Título: Analistas veem queda de até 0,5% este ano, mas elevam projeção para 2010
Autor: Almeida, Cássia; Batista, Henrique Gomes
Fonte: O Globo, 11/12/2009, Economia, p. 33
Para o próximo ano, estimativas variam de uma alta de 5% a 6,5%
LINHA DE MONTAGEM da Positivo Informática, de Curitiba: produção vai crescer 37% para atender a demanda
Cássia Almeida, Henrique Gomes Batista, Liana Melo e Juliana Rangel
Depois de absorver a frustração com o resultado da economia no terceiro trimestre, as projeções para 2009 foram revisadas e é praticamente unânime a expectativa, entre os analistas, de uma ligeira queda no Produto Interno Bruto (PIB, soma de bens e serviços do país) este ano. Seria o primeiro resultado negativo em 17 anos. Só que, para 2010, a perspectiva é de crescimento forte, de até 6,5%, e muitos economistas estão refazendo para cima seus cálculos para o próximo ano.
As novas projeções para 2009 são de uma queda de até 0,5% no PIB, segundo cálculos do Banco Itaú. A LCA Consultores, mais otimista, ainda prevê uma ligeira expansão da economia, de 0,2%.
- O ano de 2009 está perdido - avalia Régis Bonelli, pesquisador sênior do Instituto Brasileiro de Economia (Ibre), da Fundação Getulio Vargas (FGV), comentando que os economistas foram induzidos ao erro devido à revisão cos cálculos feita pelo IBGE.
Empresa de computadores aumenta produção em 37,5%
O economista-chefe da Concórdia Corretora, Élson Teles, por sua vez, admite que o resultado do terceiro trimestre frustrou as expectativas, o que levou a uma revisão do PIB de 2009, de um crescimento de 0,2% para queda de até 0,3%:
- A economia está crescendo na margem, mas o ritmo é inferior ao sinalizado pela leitura anterior do PIB. O resultado do terceiro trimestre sugere que o ritmo de preenchimento da capacidade ociosa não está tão forte como se pensava.
O economista Felipe França, da ABCBrasil, reduziu a projeção para 2009 de 0,2% positivo para 0,3% negativo, mas ressalta que o PIB do terceiro trimestre mostrou uma "recuperação vigorosa e ainda sustentável" da economia brasileira.
O Comitê de Acompanhamento Macroeconômico da Associação Brasileira das Entidades dos Mercados Financeiro e de Capitais (Anbima) também deverá revisar para baixo sua previsão de crescimento do PIB este ano, que, por enquanto, ainda considera uma expansão de 0,2%. O economista-chefe do Barclays, Marcelo Salomon, que faz parte do comitê da Anbima, acredita, no entanto, que a tendência de recuperação econômica está solidificada:
- O cenário continua qualitativamente o mesmo.
Analista alerta para risco de mais gastos públicos
A expectativa generalizada dos analistas para 2010 é de um forte crescimento econômico, que pode chegar a 6,5% nas projeções mais otimistas. O crescimento fraco de 2009 explica parte desse otimismo para o ano que vem - com a base de comparação fraca, ficará mais fácil para a economia avançar. E os sinais de retomada mais vigorosa neste fim de ano dão impulso ao crescimento de 2010.

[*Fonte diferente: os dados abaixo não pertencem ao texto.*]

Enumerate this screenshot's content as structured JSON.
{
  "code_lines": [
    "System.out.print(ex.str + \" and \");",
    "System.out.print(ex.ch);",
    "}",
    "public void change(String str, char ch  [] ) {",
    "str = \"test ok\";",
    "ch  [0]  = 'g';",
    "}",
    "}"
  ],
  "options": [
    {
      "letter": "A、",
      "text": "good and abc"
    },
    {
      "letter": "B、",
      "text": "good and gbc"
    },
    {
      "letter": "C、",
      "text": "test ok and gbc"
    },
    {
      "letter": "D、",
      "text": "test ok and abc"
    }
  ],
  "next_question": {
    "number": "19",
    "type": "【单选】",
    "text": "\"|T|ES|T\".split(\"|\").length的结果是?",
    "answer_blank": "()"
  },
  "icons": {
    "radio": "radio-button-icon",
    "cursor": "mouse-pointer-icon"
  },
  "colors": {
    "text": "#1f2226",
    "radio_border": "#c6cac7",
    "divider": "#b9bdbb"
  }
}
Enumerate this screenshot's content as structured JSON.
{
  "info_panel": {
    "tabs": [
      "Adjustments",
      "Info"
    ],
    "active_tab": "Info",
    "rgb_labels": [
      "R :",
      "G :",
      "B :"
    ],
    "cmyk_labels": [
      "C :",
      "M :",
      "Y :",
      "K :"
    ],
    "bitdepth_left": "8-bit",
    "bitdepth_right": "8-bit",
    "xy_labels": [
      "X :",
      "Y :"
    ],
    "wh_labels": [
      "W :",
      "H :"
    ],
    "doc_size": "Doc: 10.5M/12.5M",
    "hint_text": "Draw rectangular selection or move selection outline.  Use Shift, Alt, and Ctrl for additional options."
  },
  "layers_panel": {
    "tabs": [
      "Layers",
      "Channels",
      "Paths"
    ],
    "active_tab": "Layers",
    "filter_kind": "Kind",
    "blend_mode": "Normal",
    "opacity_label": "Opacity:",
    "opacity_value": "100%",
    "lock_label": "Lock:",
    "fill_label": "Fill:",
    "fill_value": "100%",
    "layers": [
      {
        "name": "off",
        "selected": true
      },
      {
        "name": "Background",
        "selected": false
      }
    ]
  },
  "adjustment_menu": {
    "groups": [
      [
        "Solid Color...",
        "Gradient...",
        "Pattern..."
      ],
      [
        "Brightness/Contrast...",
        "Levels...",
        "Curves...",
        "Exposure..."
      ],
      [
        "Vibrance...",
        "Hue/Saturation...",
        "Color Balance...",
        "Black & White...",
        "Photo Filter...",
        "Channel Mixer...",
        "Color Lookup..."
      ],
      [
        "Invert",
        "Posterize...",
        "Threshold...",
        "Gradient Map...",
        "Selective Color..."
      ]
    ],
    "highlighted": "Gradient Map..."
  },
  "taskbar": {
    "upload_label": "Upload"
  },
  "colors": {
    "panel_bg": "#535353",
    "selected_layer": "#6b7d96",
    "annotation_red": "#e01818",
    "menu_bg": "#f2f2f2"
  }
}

Francisco Pessoa Faria, economista da LCA consultores, explica que um crescimento forte no quarto trimestre (ele prevê expansão de 5%) vai ajudar na estatística de 2010. Isso porque o país já começará o ano num patamar bem superior ao da média de 2009. Segunda Faria, apenas esse efeito - chamado de carregamento estatístico - será responsável por uma alta de 3% no PIB de 2010.
Os sinais de vigor da economia neste último trimestre são nítidos no chão da fábrica, como comprova a Positivo Informática, maior fabricante de computadores do país, com sede em Curitiba. A empresa decidiu ampliar a produção de equipamentos em 37,5%. Por mês, sairão de sua linha de montagem 330 mil computadores, contra os atuais 240 mil. No terceiro trimestre, as vendas da Positivo subiram 20,9%.
Para os analistas, o crescimento acende, porém, um sinal de alerta. Em seu relatório, a MB Associados afirma temer que o governo possa sentir "uma comichão irrefreável" de aumentar ainda mais os gastos públicos no próximo ano.